How To Cook Your Life

Wie man sein Leben kocht
A upbeat documentary about the art of cooking, but also the art of cooking one's life without burning it, adding too much salt or over-cooking it. Together, Doris Dörrie and Zen priest of cookery, Edward Brown, demonstrate that food means much more than just nutrition and that cooking is a feast of the senses, as well as an act of love and generosity.
During the summer of 2006, Doris Dörrie and a small film crew followed Edward Brown to Scheibbs Buddhist Centre in Austria, then to the Tassajara Zen Mountain Center and the San Francisco Zen Center, where Brown taught people of all generations. His recipes are simple, full of taste and highly aromatic. In this film, the camera is a participant observer at his cooking courses, it stands round the floured wooden table, watching the dumplings, the radishes, oranges and the carrots. It is also there when Edward Brown lecturers his students according to Zen master Dogen's teachings of 1238: what, he asks, does cooking and eating mean to the community and the individual? Is cooking a political act? In what way does cooking reflect our approach to life and the world around us?

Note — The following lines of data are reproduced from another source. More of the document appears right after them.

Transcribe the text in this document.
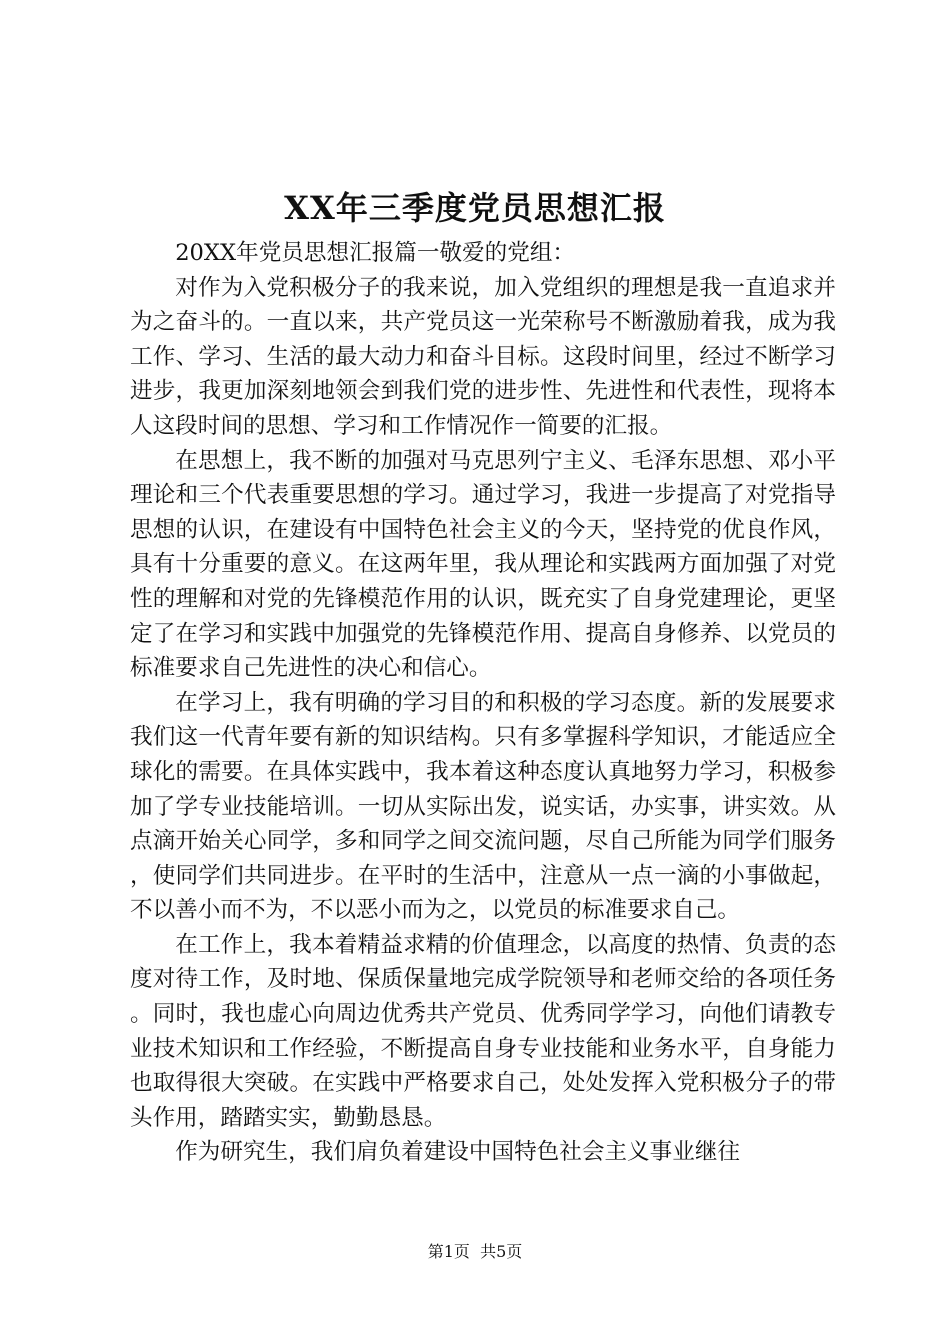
XX年三季度党员思想汇报

20XX年党员思想汇报篇一敬爱的党组：

对作为入党积极分子的我来说，加入党组织的理想是我一直追求并为之奋斗的。一直以来，共产党员这一光荣称号不断激励着我，成为我工作、学习、生活的最大动力和奋斗目标。这段时间里，经过不断学习进步，我更加深刻地领会到我们党的进步性、先进性和代表性，现将本人这段时间的思想、学习和工作情况作一简要的汇报。

在思想上，我不断的加强对马克思列宁主义、毛泽东思想、邓小平理论和三个代表重要思想的学习。通过学习，我进一步提高了对党指导思想的认识，在建设有中国特色社会主义的今天，坚持党的优良作风，具有十分重要的意义。在这两年里，我从理论和实践两方面加强了对党性的理解和对党的先锋模范作用的认识，既充实了自身党建理论，更坚定了在学习和实践中加强党的先锋模范作用、提高自身修养、以党员的标准要求自己先进性的决心和信心。

在学习上，我有明确的学习目的和积极的学习态度。新的发展要求我们这一代青年要有新的知识结构。只有多掌握科学知识，才能适应全球化的需要。在具体实践中，我本着这种态度认真地努力学习，积极参加了学专业技能培训。一切从实际出发，说实话，办实事，讲实效。从点滴开始关心同学，多和同学之间交流问题，尽自己所能为同学们服务，使同学们共同进步。在平时的生活中，注意从一点一滴的小事做起，不以善小而不为，不以恶小而为之，以党员的标准要求自己。

在工作上，我本着精益求精的价值理念，以高度的热情、负责的态度对待工作，及时地、保质保量地完成学院领导和老师交给的各项任务。同时，我也虚心向周边优秀共产党员、优秀同学学习，向他们请教专业技术知识和工作经验，不断提高自身专业技能和业务水平，自身能力也取得很大突破。在实践中严格要求自己，处处发挥入党积极分子的带头作用，踏踏实实，勤勤恳恳。

作为研究生，我们肩负着建设中国特色社会主义事业继往

第1页  共5页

While she was in San Francisco, Doris Dörrie took a look at some of the city's fast food restaurants; she also spoke to organic farmers, starving homeless people and to a woman whose diet consists solely of things that other people have throw away. Nowadays, 80 percent of America's population no longer eat at home, or even cook. Anyone who cannot cook and isn't rich has no option but to feed themselves cheaply and poorly. Not having any time to cook and eat together means a loss of community and culture. Learning to cook means learning how rich our own culture is, and taking an active part in its preservation.